Beaumont is the first city in Canada to integrate a driverless shuttle into mixed traffic and pedestrians.
The electronic autonomous shuttle, ELA, runs north-south for one kilometre along 50 Street in Beaumont next to vehicle and pedestrian traffic. Beaumont contributed $200,000 to the six-month pilot project, in partnership with Pacific Western Transportation (PWT).
“The future is coming and it’s here in Beaumont,” said Mayor John Stewart outside Beaumont City Hall on Thursday.
ELA has a maximum speed of 40 km/h and uses three-dimensional mapping technology to collect data and navigate its surroundings. Unlike the cars it drives alongside, ELA doesn’t have a steering wheel or a brake pedal.
Other pilots in closed pathways have been conducted in Calgary and Edmonton. A major goal of the pilot is to understand how people interact with autonomous technology like ELA.
“How do you interact with something when you don’t know how it works?” said Dan Finley, vice-president of business development at PWT.
Kristen Jervis-Cacka and her daughters, Viola, 8, and Alexa, 4, were among the first to ride the shuttle down a portion of the route. ELA is fully accessible and a PWT representative was on board at all times to ensure the rides ran smoothly.
“I can see its future use if it went all the way through town, but right now it’s fun. It goes faster than I thought it was actually going to go,” said Kristen, whose daughters enjoyed pushing the “doors-closed” button to initiate the ride.
Eleanor Mohammed, general manager of integrated growth and infrastructure at the City of Beaumont, hopes that people of all walks of life will be able to use the shuttle.

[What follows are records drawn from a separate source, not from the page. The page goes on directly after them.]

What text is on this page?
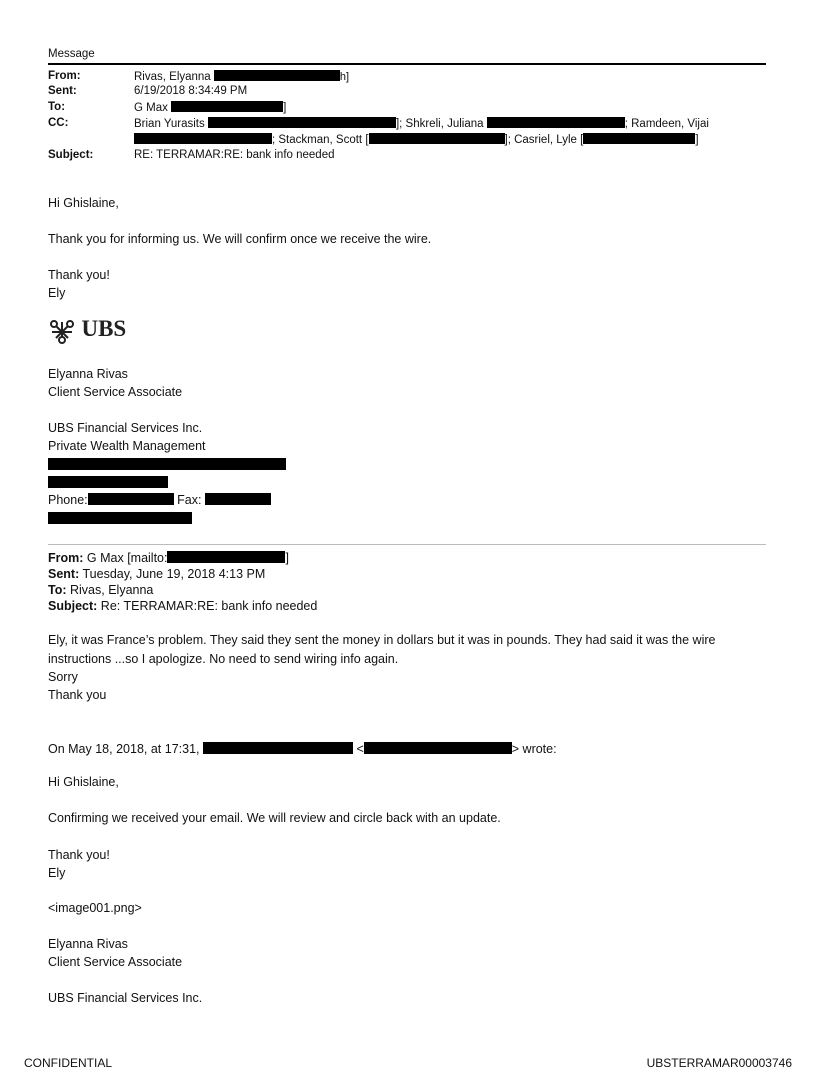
Message
From:	Rivas, Elyanna	h]
Sent:	6/19/2018 8:34:49 PM
To:	G Max	]
CC:	Brian Yurasits	]; Shkreli, Juliana	; Ramdeen, Vijai
; Stackman, Scott [	]; Casriel, Lyle [	]
Subject:	RE: TERRAMAR:RE: bank info needed
Hi Ghislaine,
Thank you for informing us. We will confirm once we receive the wire.
Thank you!
Ely
UBS
Elyanna Rivas
Client Service Associate
UBS Financial Services Inc.
Private Wealth Management
Phone:	Fax:
From: G Max [mailto:	]
Sent: Tuesday, June 19, 2018 4:13 PM
To: Rivas, Elyanna
Subject: Re: TERRAMAR:RE: bank info needed
Ely, it was France’s problem. They said they sent the money in dollars but it was in pounds. They had said it was the wire
instructions ...so I apologize. No need to send wiring info again.
Sorry
Thank you
On May 18, 2018, at 17:31,	<	> wrote:
Hi Ghislaine,
Confirming we received your email. We will review and circle back with an update.
Thank you!
Ely
<image001.png>
Elyanna Rivas
Client Service Associate
UBS Financial Services Inc.
CONFIDENTIAL	UBSTERRAMAR00003746
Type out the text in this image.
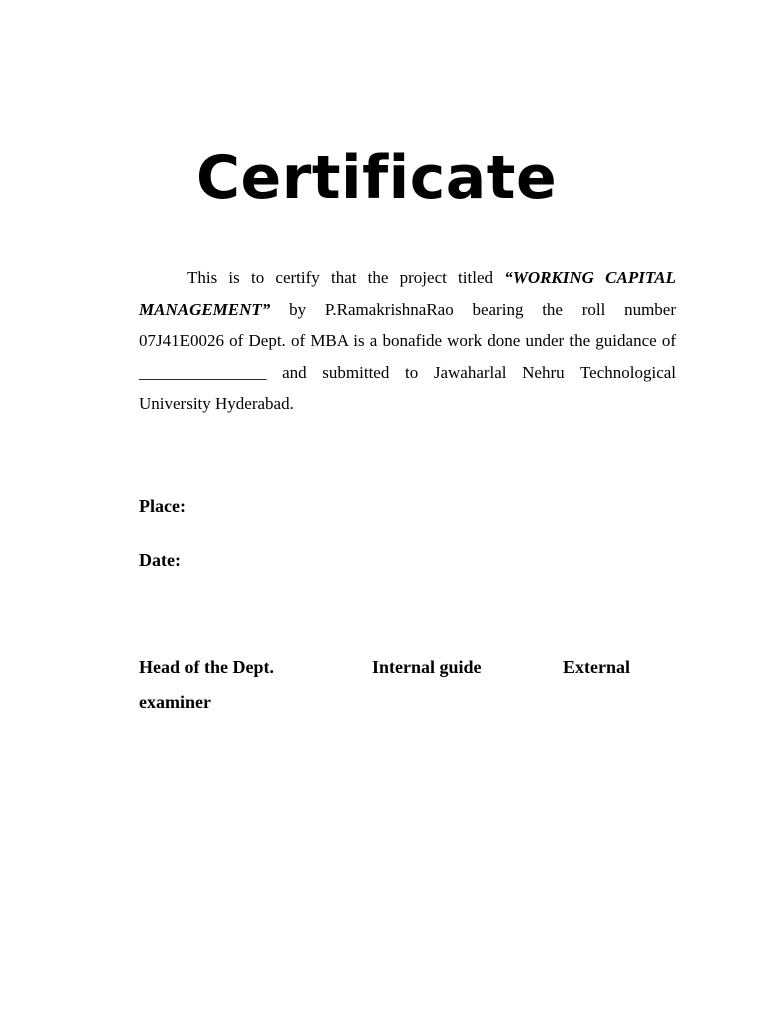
Certificate

This is to certify that the project titled “WORKING CAPITAL MANAGEMENT” by P.RamakrishnaRao bearing the roll number 07J41E0026 of Dept. of MBA is a bonafide work done under the guidance of _______________ and submitted to Jawaharlal Nehru Technological University Hyderabad.

Place:

Date:

Head of the Dept.	Internal guide	External

examiner
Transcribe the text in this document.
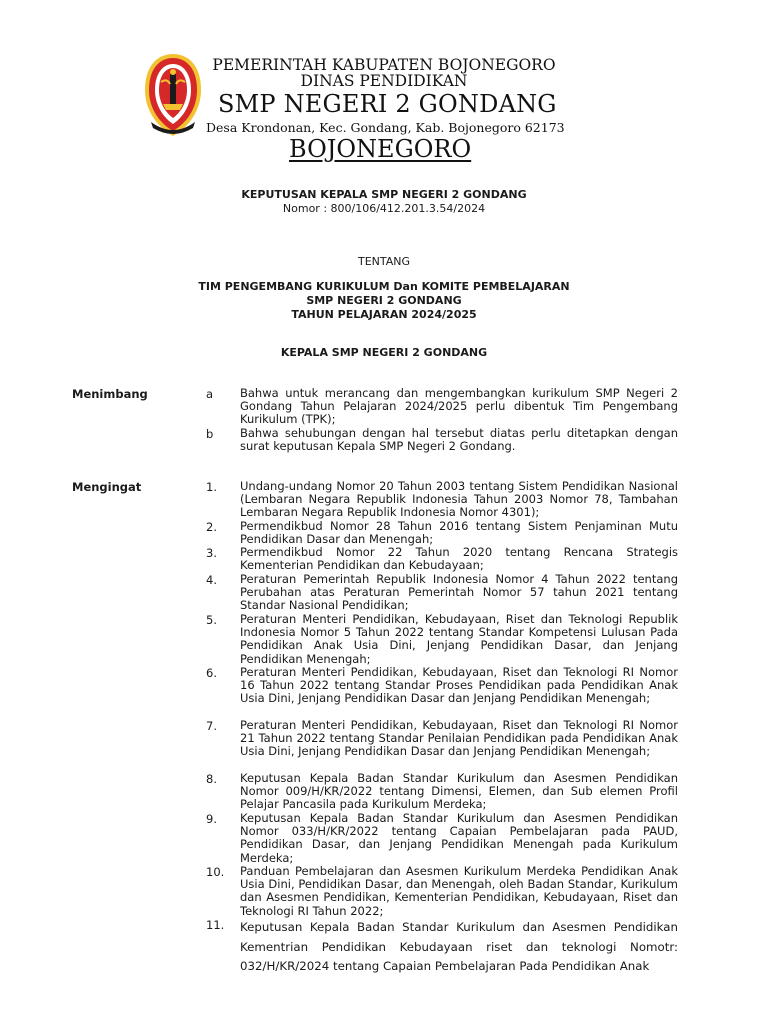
PEMERINTAH KABUPATEN BOJONEGORO
DINAS PENDIDIKAN
SMP NEGERI 2 GONDANG
Desa Krondonan, Kec. Gondang, Kab. Bojonegoro 62173
BOJONEGORO
KEPUTUSAN KEPALA SMP NEGERI 2 GONDANG
Nomor : 800/106/412.201.3.54/2024
TENTANG
TIM PENGEMBANG KURIKULUM Dan KOMITE PEMBELAJARAN
SMP NEGERI 2 GONDANG
TAHUN PELAJARAN 2024/2025
KEPALA SMP NEGERI 2 GONDANG
Menimbang	a Bahwa untuk merancang dan mengembangkan kurikulum SMP Negeri 2 Gondang Tahun Pelajaran 2024/2025 perlu dibentuk Tim Pengembang Kurikulum (TPK);
b Bahwa sehubungan dengan hal tersebut diatas perlu ditetapkan dengan surat keputusan Kepala SMP Negeri 2 Gondang.
Mengingat	1. Undang-undang Nomor 20 Tahun 2003 tentang Sistem Pendidikan Nasional (Lembaran Negara Republik Indonesia Tahun 2003 Nomor 78, Tambahan Lembaran Negara Republik Indonesia Nomor 4301);
2. Permendikbud Nomor 28 Tahun 2016 tentang Sistem Penjaminan Mutu Pendidikan Dasar dan Menengah;
3. Permendikbud Nomor 22 Tahun 2020 tentang Rencana Strategis Kementerian Pendidikan dan Kebudayaan;
4. Peraturan Pemerintah Republik Indonesia Nomor 4 Tahun 2022 tentang Perubahan atas Peraturan Pemerintah Nomor 57 tahun 2021 tentang Standar Nasional Pendidikan;
5. Peraturan Menteri Pendidikan, Kebudayaan, Riset dan Teknologi Republik Indonesia Nomor 5 Tahun 2022 tentang Standar Kompetensi Lulusan Pada Pendidikan Anak Usia Dini, Jenjang Pendidikan Dasar, dan Jenjang Pendidikan Menengah;
6. Peraturan Menteri Pendidikan, Kebudayaan, Riset dan Teknologi RI Nomor 16 Tahun 2022 tentang Standar Proses Pendidikan pada Pendidikan Anak Usia Dini, Jenjang Pendidikan Dasar dan Jenjang Pendidikan Menengah;
7. Peraturan Menteri Pendidikan, Kebudayaan, Riset dan Teknologi RI Nomor 21 Tahun 2022 tentang Standar Penilaian Pendidikan pada Pendidikan Anak Usia Dini, Jenjang Pendidikan Dasar dan Jenjang Pendidikan Menengah;
8. Keputusan Kepala Badan Standar Kurikulum dan Asesmen Pendidikan Nomor 009/H/KR/2022 tentang Dimensi, Elemen, dan Sub elemen Profil Pelajar Pancasila pada Kurikulum Merdeka;
9. Keputusan Kepala Badan Standar Kurikulum dan Asesmen Pendidikan Nomor 033/H/KR/2022 tentang Capaian Pembelajaran pada PAUD, Pendidikan Dasar, dan Jenjang Pendidikan Menengah pada Kurikulum Merdeka;
10. Panduan Pembelajaran dan Asesmen Kurikulum Merdeka Pendidikan Anak Usia Dini, Pendidikan Dasar, dan Menengah, oleh Badan Standar, Kurikulum dan Asesmen Pendidikan, Kementerian Pendidikan, Kebudayaan, Riset dan Teknologi RI Tahun 2022;
11. Keputusan Kepala Badan Standar Kurikulum dan Asesmen Pendidikan Kementrian Pendidikan Kebudayaan riset dan teknologi Nomotr: 032/H/KR/2024 tentang Capaian Pembelajaran Pada Pendidikan Anak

“The point of the pilot is making sure we’re looking at how the autonomous technology interacts with the community, but also how you take these autonomous vehicles and incorporate them into mixed traffic,” said Mohammed.
There is currently no mention of autonomous vehicles in the Alberta Traffic Safety Act, a gap Mohammed hopes the pilot will help address as it gathers new information.
“We need to learn how this technology interacts on our streets and how we can run it safely,” said Mohammed. According to Finley, ELA is safer than human-driven cars because “it doesn’t know how to take a risk.”
The free pilot shuttle runs in Beaumont until the end of October.